It has long been recognised that only a small proportion of all developments contribute to costs of infrastructure through planning obligations. At present, infrastructure contributions are typically secured from major developments only. The current system is limited in the extent to which it is able to mitigate the cumulative impact of development on infrastructure, while the use of these powers by local planning authorities varies significantly. A new mechanism that properly deals with these concerns is long overdue.
It came as a relief to the property industry last month when chancellor Alistair Darling announced in his pre-budget report that ministers have decided not to proceed with the planning gain supplement (PGS). Instead, the government intends to legislate in a forthcoming planning reform bill for a statutory planning charge to enable councils to "capture greater levels of planning gain to support new infrastructure and housing" (Planning, 12 October, p1).
Government pushes for planning charge
In ditching the PGS, the government has bowed to criticism from the property industry that the supplement would not work in the form proposed. Some critics accept that the principle behind the levy is sound and society should benefit from the uplift in value gained when land is granted planning permission. But the proposed method of tax assessment, based upon pre-development values, appeared difficult to quantify and designed to cause uncertainty and disputes.
The PGS was seen as unfair because it would have required developers to pay tax based on a hypothetical value of an unrealised gain. It took no account of emerging good practice in infrastructure planning, such as contributions policies, tariffs and roof taxes. Many consultees on the PGS, such as the RTPI, took the view that any charge should be directly linked to meeting the infrastructure needs of a development.
This is the route that the government now proposes to take. A consultation paper providing further details is due to be published shortly. However, in a statement last month, housing and planning minister Yvette Cooper outlined the main features of the statutory planning charge:
- Charges will be imposed on both residential and commercial developments, subject to as yet unspecified minimum thresholds.
- Where appropriate, local authorities will be able to require a negotiated agreement in addition to planning charges.
- Charges will be based on a costed assessment of infrastructure requirements arising from the level of development in an area proposed in the regional spatial strategy and local development framework (LDF), taking account of land values.
- Charges should include contributions to the cost of sub-regionally and regionally important infrastructure outlined in development plans.
- Policies on planning charges will be tested through the development plan process, in consultation with developers, stakeholders and the community, to ensure that they support the viability of development and housing required.
Cooper made it clear that negotiated agreements will still be necessary to secure affordable housing and deal with costs related to the specific development site. It can be assumed that this will cover other matters such as open space provision. At this stage, the property industry expects that the planning charge will be based on the Milton Keynes infrastructure tariff (see panel).
Latest proposals outline a fairer system
Cooper is right to conclude that compared with the current system, the proposals for a statutory planning charge will capture more planning gain to finance additional investment in local and strategic infrastructure, while still preserving incentives to develop. As she says, the process of setting charges should become simpler and more certain, providing a clear basis on which to support the delivery of planned infrastructure.
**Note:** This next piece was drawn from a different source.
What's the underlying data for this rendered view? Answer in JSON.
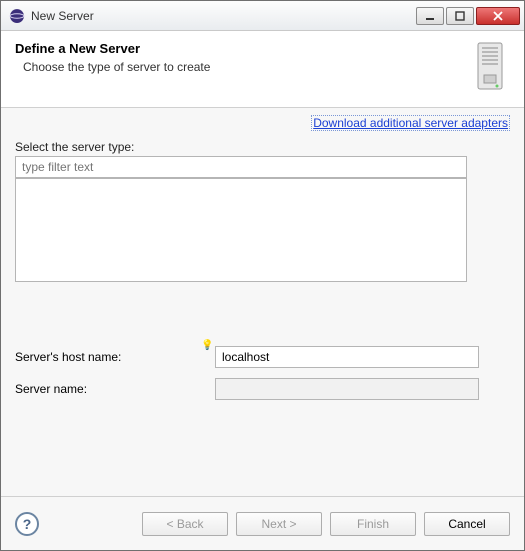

The proposals offer a fairer means of securing contributions for infrastructure from developers. We must not forget the role of the regions in planning for housing and economic growth and the infrastructure needed to deliver it. The property industry is willing to support the proposals and make them work. However, it remains to be seen how quickly local planning authorities will be able to get the system up and running.
The consultation proposals for the operation of PGS suggested that the system was likely to prove bureaucratic, centralised, uncertain in timing and effect and costly to administer. Planning charges, by contrast, have the advantages of being relatively easy to calculate and less likely to be subject to disputes over calculations.
The timing of payments for planning charges must not expose developers to undue risk and uncertainty in the financing and delivery of their proposals. Staggered payment schedules such as those adopted in Milton Keynes would reduce the need for developers to borrow funds to pay for infrastructure upfront. This should make the integrated delivery of infrastructure and development easier than it is now.
The statutory planning charge is designed to capture uplift in land value when planning permission is granted and will be used to provide the funding for much-needed infrastructure to back new homes. A charge based on local infrastructure plans contained in local development frameworks makes clear sense.
However, there will be inherent delays following the introduction of the legislation while planning departments scramble to assess local infrastructure requirements, prepare draft plans and consult communities through LDFs. There will be yet further delays if infrastructure plans and tariffs are challenged in the courts.
We need to improve infrastructure to support sustainable communities and housing growth. Infrastructure projects take a long time to plan. Without certainty about the planning and funding process, it is likely that much-needed facilities and services will not be properly planned and may be delayed or not built at all.
The latest proposals are still unclear about how funds will be distributed between local government, regional bodies and infrastructure providers. What is clear is that having decided on the way forward, the government needs to act quickly. Construction without adequate infrastructure is unsustainable, but this is what will happen if sound proposals are not put in place.
Failure to improve public transport provision will exacerbate environmental damage as commuters continue to travel by car. With delays in introducing the legislation and taking infrastructure plans and tariffs through the LDF process, it is difficult to envisage local planning authorities being ready or able to impose statutory planning charges much before spring 2009.
- Catherine Davey is a partner in the environment and planning team at Stevens & Bolton LLP.
MILTON KEYNES: TARIFF MODEL SHOWS WAY FORWARD
The Milton Keynes infrastructure tariff launched in March has been described as a pioneering legal mechanism to deliver forward funding for the infrastructure and services needed to support expansion plans for the new city up to 2016.
Two local planning authorities operate in Milton Keynes. Milton Keynes Council exercises planning responsibilities for the built-up area and surrounding towns, villages and rural areas and smaller developments in the expansion areas.
The Milton Keynes Partnership (MKP) covers the northern, western and eastern growth areas and development sites in Oxley Park, Tattenhoe Park and Kingsmead. It is the local planning authority for Eagle Farm and Glebe Farm, which have been identified as strategic reserve sites.
Planning applications submitted to MKP are determined by its sub-committee, which meets on a monthly basis. This includes representatives from Milton Keynes Council, English Partnerships, the local strategic partnership and a number of independent members.
MKP gained its powers in 2004 under the Milton Keynes (Urban Area and Planning Functions Order) 2004. It has worked with landowners and developers in the eastern and western growth areas to develop an over-arching section 106 agreement, known as the infrastructure tariff. The tariff scheme sets out agreed principles for the provision of infrastructure and funding, which will be carried forward and incorporated into site-specific agreements. The plan outlines obligations on developers and landowners in the tariffed areas, where 15,000 dwellings are expected to be accommodated. These include:
- The timing of reserved matters applications to prevent land banking once outline planning permission is granted.
- Long-stop dates on which outstanding payments will be due if development has not been completed within the agreed time frame.
- Application of design codes to control quality.
- Plans for reserve sites for community use.
- The application of construction and environmental standards for developments.
The site-specific agreements require developers to pay £18,500 to MKP for each new house, around £67 for every square metre of commercial floor space or £260,000 per hectare of employment provision. The proceeds are used to fund community facilities and infrastructure.
Within MKP's planning area, the schedule for payment of the tariff on commercial projects is 25 per cent when the project starts on site, a further 25 per cent before completion of each unit and 50 per cent prior to occupation. There is a long-stop date by which the tariff balance is due, whether or not the scheme is complete.